David Hogg 1788

David Hogg got around.  The census tells us he was born in England although he married his Scottish bride Anna Paterson in Leith and then had his family there and in Gardenstown up on the Moray Firth, returning to Leith where presumably he died.  He also turned his hand to a few jobs, being noted in the records as a warehouseman at the time of his marriage, a cooper when son George is born, a fish curer when son David is born, a corn chandler in the 1841 census and a mealdealer when David died.  They are all clearly the same person, confirmed by the other people in the records.

David is therefore the only known English member of our tree apart from his ancestry which is as yet unexplored apart from his presumed parentage.  Going by dates and children's names the best guess is that he was born to George and Rachael Hogg in Marylebone, the London district which contains Baker Street of Sherlock Holmes and Gerry Rafferty fame.  The sequence of jobs suggest that he may have been involved with the whisky industry as warehouseman, cooper, corn chandler and meal dealer could all be seen as related to that industry.  How fish curer fits in is anybody's guess.

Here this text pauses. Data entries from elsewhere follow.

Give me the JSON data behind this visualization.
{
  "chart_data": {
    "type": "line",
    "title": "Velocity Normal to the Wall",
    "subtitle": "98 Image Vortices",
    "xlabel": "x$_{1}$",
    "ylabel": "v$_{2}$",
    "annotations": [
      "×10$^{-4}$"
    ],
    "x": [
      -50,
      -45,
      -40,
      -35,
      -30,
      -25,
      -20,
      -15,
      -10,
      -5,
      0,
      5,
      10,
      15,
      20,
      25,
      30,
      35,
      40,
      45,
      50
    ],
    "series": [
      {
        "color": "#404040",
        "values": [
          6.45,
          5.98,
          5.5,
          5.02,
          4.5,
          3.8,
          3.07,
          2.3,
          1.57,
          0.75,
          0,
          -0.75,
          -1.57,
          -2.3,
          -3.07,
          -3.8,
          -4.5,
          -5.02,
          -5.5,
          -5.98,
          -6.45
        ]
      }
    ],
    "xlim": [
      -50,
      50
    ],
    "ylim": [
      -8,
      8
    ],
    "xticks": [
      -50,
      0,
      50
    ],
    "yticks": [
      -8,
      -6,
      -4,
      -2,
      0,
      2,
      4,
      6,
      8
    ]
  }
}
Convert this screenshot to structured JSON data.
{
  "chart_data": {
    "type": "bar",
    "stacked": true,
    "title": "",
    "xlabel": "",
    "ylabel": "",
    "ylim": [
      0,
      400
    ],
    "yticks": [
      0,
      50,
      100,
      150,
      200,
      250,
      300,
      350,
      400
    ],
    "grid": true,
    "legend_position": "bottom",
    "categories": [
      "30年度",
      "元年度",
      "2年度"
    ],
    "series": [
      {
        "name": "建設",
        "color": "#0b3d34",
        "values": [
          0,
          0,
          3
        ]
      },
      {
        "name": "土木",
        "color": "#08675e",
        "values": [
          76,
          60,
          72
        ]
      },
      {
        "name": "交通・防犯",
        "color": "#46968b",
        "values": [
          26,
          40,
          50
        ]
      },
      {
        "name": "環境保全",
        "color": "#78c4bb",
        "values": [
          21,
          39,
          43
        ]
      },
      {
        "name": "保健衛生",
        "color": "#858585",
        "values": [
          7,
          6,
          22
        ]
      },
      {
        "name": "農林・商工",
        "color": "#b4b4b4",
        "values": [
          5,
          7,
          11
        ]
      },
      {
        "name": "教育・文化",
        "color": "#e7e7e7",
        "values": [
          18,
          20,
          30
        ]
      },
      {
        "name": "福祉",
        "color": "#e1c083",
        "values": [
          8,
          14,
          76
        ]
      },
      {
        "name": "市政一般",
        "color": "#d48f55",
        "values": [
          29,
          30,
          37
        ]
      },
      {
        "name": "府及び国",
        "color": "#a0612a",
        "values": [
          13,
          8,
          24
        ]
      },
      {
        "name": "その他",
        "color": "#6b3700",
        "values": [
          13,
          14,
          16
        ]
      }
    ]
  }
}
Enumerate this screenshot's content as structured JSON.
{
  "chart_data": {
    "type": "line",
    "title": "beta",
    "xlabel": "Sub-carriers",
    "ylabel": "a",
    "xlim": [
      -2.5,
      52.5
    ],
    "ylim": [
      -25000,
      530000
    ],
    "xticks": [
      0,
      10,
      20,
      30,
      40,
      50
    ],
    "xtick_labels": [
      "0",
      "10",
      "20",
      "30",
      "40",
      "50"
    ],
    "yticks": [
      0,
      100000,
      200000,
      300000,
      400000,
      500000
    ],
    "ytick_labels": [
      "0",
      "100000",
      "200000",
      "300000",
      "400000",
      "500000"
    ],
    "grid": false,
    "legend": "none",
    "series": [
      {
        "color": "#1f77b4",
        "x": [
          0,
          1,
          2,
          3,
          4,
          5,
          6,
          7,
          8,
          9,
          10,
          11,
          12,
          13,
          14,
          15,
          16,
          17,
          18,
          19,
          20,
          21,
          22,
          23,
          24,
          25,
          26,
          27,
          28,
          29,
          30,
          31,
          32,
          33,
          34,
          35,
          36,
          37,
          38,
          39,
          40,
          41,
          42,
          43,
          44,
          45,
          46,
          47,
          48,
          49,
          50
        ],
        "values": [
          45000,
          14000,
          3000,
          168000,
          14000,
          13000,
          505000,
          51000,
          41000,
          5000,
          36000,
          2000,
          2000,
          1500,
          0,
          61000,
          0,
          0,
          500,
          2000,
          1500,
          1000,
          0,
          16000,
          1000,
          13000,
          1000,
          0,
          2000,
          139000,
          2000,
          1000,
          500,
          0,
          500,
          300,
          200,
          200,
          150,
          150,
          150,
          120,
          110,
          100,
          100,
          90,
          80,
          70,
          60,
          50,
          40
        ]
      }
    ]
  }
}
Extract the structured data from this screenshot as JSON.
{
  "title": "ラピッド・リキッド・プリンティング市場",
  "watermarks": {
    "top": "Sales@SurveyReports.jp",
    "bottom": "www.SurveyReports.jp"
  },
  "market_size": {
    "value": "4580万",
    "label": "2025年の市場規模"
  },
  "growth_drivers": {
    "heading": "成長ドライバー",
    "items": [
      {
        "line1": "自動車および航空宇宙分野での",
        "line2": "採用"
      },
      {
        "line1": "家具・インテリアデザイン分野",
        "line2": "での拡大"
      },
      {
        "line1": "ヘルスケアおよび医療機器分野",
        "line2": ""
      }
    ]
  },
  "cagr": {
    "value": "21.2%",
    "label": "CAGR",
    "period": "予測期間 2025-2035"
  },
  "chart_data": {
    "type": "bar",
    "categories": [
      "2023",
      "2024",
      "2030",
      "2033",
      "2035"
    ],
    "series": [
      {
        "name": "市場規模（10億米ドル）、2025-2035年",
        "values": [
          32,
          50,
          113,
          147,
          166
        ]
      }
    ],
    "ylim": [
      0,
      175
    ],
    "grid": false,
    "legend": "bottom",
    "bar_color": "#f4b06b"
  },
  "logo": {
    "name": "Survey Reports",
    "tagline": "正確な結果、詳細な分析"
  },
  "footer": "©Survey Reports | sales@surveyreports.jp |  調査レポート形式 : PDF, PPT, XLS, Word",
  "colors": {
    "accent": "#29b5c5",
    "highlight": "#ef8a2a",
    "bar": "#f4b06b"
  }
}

His son's death record lets us know that David the elder had pre-deceased him although we don't know exactly when but mother Anna is not marked as deceased, which may be an oversight or an indication that there is an 89 year old woman around.  I located an appropriately aged Ann Hogg in the Canongate Charity Workhouse in the 1851 census. Her occupation is listed as householder, which seems strange, but several are listed as such.  Surely her son, as a successful saddler, wouldn't let his mother go to the workhouse, would he?  She is certainly marked as an inmate but, as I say, also a householder.  Strange.  I cannot positively identify her after that.